9) APEX/ASTM Green Standards for Meetings
Hundreds of industry professionals worked to create the soon-to-be-released Green Meetings and Events Standards developed by the Convention Industry Council Accepted Practices Exchange and ASTM International, which brings together interested stakeholders to develop needed standards in various industries. Its committees are open to anyone, from producers, to consumers, to general interest participants. When standards are written, they are sent out to subcommittee members and then to full membership for a vote. If final voting is successful, the green standards—which cover every aspect of meetings, from accommodations to food and beverage to transportation—are expected to be released by the end of 2010.
10) Mobile and Social Networking Explode
With the massive growth in smartphones, it became more common this year for attendees to create their own personalized schedules, post to events’ Twitter feeds, and keep up-to-date on event-related messages while mobile.
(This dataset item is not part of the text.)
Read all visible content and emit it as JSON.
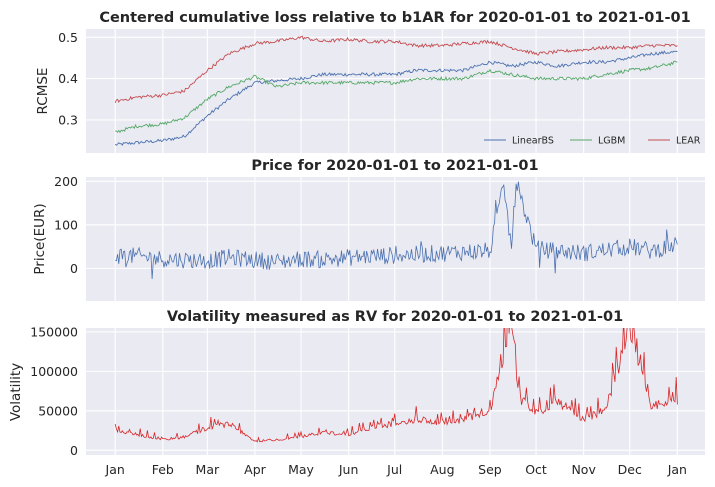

Meanwhile, event organizers scrambled to find the right app to do everything from distribute handouts to attendees, to provide leads to vendors. A new Web site, MeetingApps.com, now allows visitors to not only learn about new meeting apps, but to review them for others. At the same time, further infiltrated the industry, with LinkedIn, Facebook, and Twitter now common marketing tools, both for meeting promotion and self-promotion. One LinkedIn group, SPIN (Senior Planners Industry Network), which was launched in October 2008 as a place for senior meeting planners to network, went live in 2010, hosting 40 events in 14 cities.